Desweiteren fehlt es an der ebenfalls notwendigen Voraussetzung für die Anerkennung einer Berufskrankheit im vorgenannten Sinn, nämlich an einer bandscheibenbedingten Erkrankung der Hals- oder Lendenwirbelsäule. Wie Dr.F. gut nachvollziehbar ausgeführt hat, ist letztlich eine bandscheibenbedingte Erkrankung im Sinne der vorgenannten Berufskrankheit nicht nachgewiesen. Er beschreibt beim Kläger vielfältige Gesundheitsstörungen im Bereich der Wirbelsäule unter Bezugnahme auf die Vorgutachten und die hierzu erhobenen Röntgenbefunde, z.B. ergeben sich hieraus an der HWS erhebliche spondylotische Ausziehungen und Bandscheibenverschmälerungen zwischen dem 5. bis 7. HWK in geringem Umfang. An der LWS wurden ebenfalls Randspornbildungen gefunden. Gering eingeengt waren die 4. und 5. Lendenbandscheibe. Die unteren Lendenwirbelkörper wiesen Sklerosierungen der Deck- und Grundplatten auf. Dr.F. hat darauf hingewiesen, dass die bildtechnisch nachweisbaren Veränderungen das altersdurchschnittlich zu erwartende Maß nicht überschreiten. Allerdings war diese Aussage eingeschränkt, weil nur 1992 erhobene Befunde zugrunde gelegt werden konnten und keine neuen, weil sich der Kläger einer weiteren radiologischen Abklärung nicht gestellt hat. Hinzu kommt, dass die Lokalisation der Veränderungen auch mit der beruflichen Einwirkung nicht korrelieren. Das Verteilungsmuster etwa gleichartiger degenerativer Veränderungen der HWS und LWS spricht für eine generalisierte Erkrankung der Wirbelsäule aus innerer Ursache. Diese Schlussfolgerung wird bestärkt durch das Vorliegen konkurrierender Verursachungsmöglichkeiten anlagebedingter entzündlicher Genese. Beim Kläger liegen laut Aktenunterlagen eine Harnsäureerhöhung und ein Leberschaden mit stärker erhöhter Gamma-GT vor. Es wurden auch Fettstoffwechselstörungen gefunden. Sowohl toxisch-nutritive Einflüsse, die bei dem festgestellten Leberzellschaden anzunehmen sind, als auch Harnsäureerhöhung und Fettstoffwechselstörungen sind als Ursache von degenerativen Veränderungen der Bandscheiben anzusehen. Da auch leichte Funktionsstörungen der Schultergelenke, der Hüftgelenke, Hinweise auf eine Knorpelschädigung des linken Kniegelenks, früher Sehnenscheidenentzündungen und eine Epicondylitis vorgelegen haben, liegen Hinweise auf mehrfache Erkrankungen des Skelettsystems vor. Diese sprechen ebenso wie das Verteilungsmuster der Bandscheibenschäden für die Entwicklung degenerativer Veränderungen des Skelettsystems aus innerer Ursache.

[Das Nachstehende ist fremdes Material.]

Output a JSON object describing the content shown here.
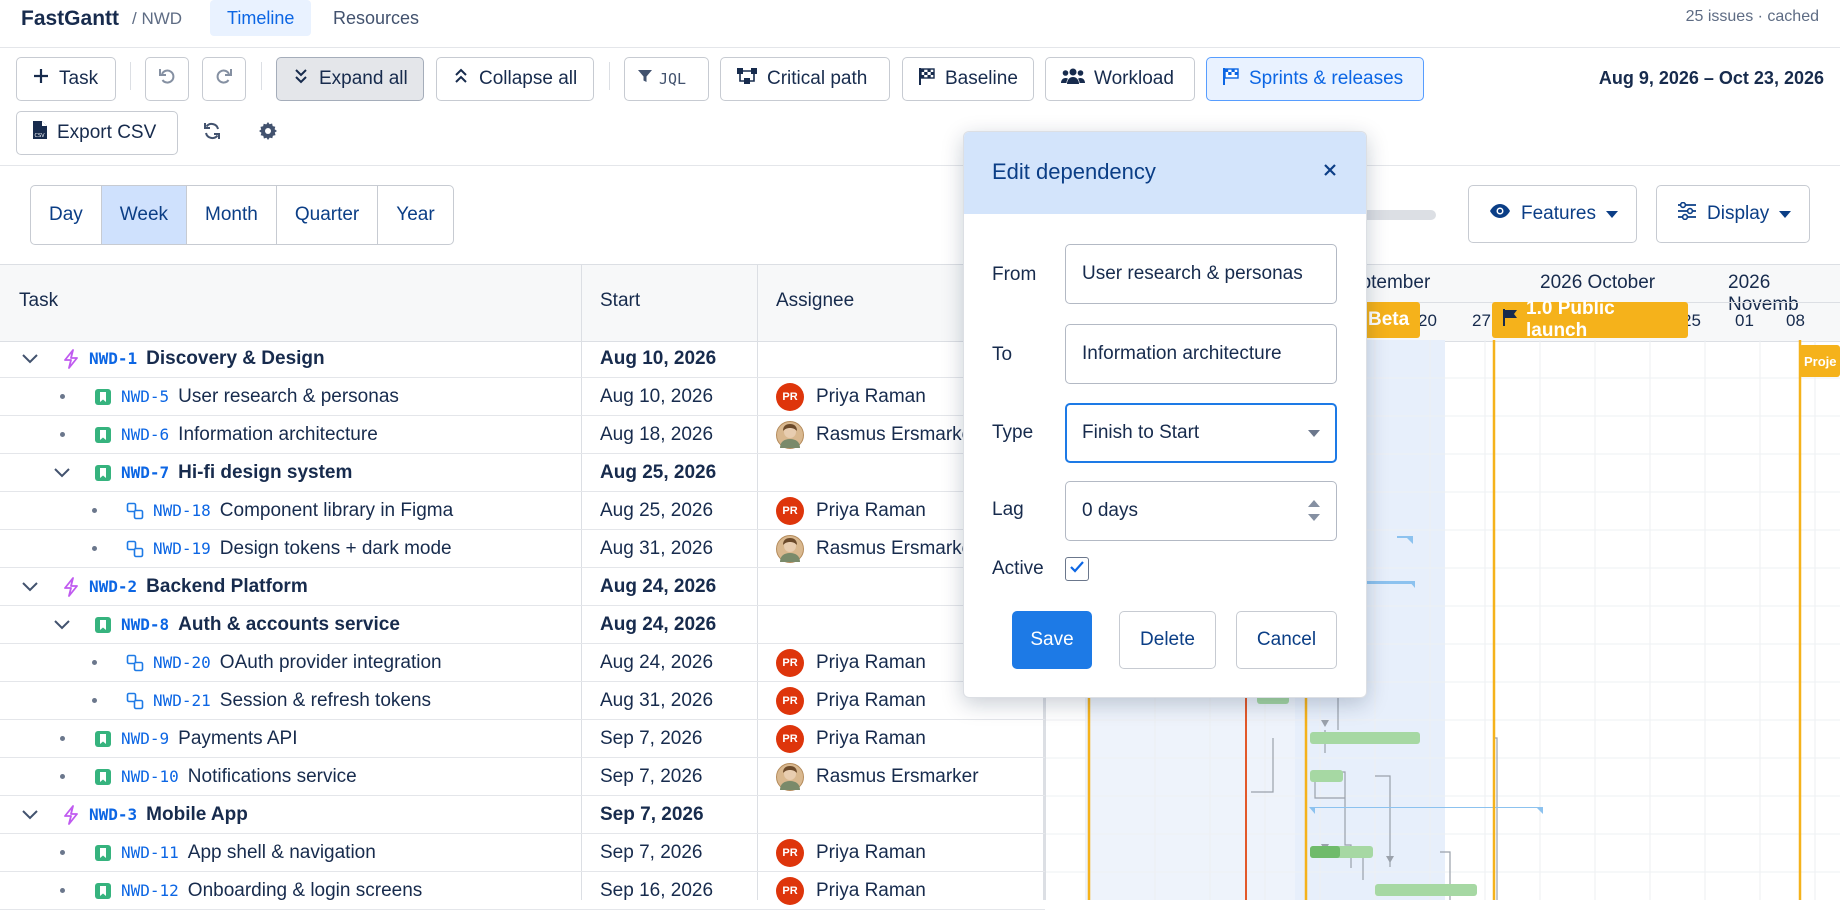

Nach allem ist daher davon auszugehen, dass die Mehrzahl der medizinisch-rechtlichen Bedingungen im vorliegenden Fall nicht erfüllt sind, nach allem kann daher eine Berufskrankheit im Sinne der Ziffer 2108, die hier zuletzt nur noch geltend gemacht wurde, nicht anerkannt werden.

Die Berufung ist somit unbegründet und daher zurückzuweisen gewesen.

Die Entscheidung über die Kosten beruht auf § 193 SGG.

Der Senat hat die Revision nicht zugelassen, weil die Voraussetzungen hierfür nach § 160 Abs.2 Nrn.1 und 2 SGG nicht vorliegen.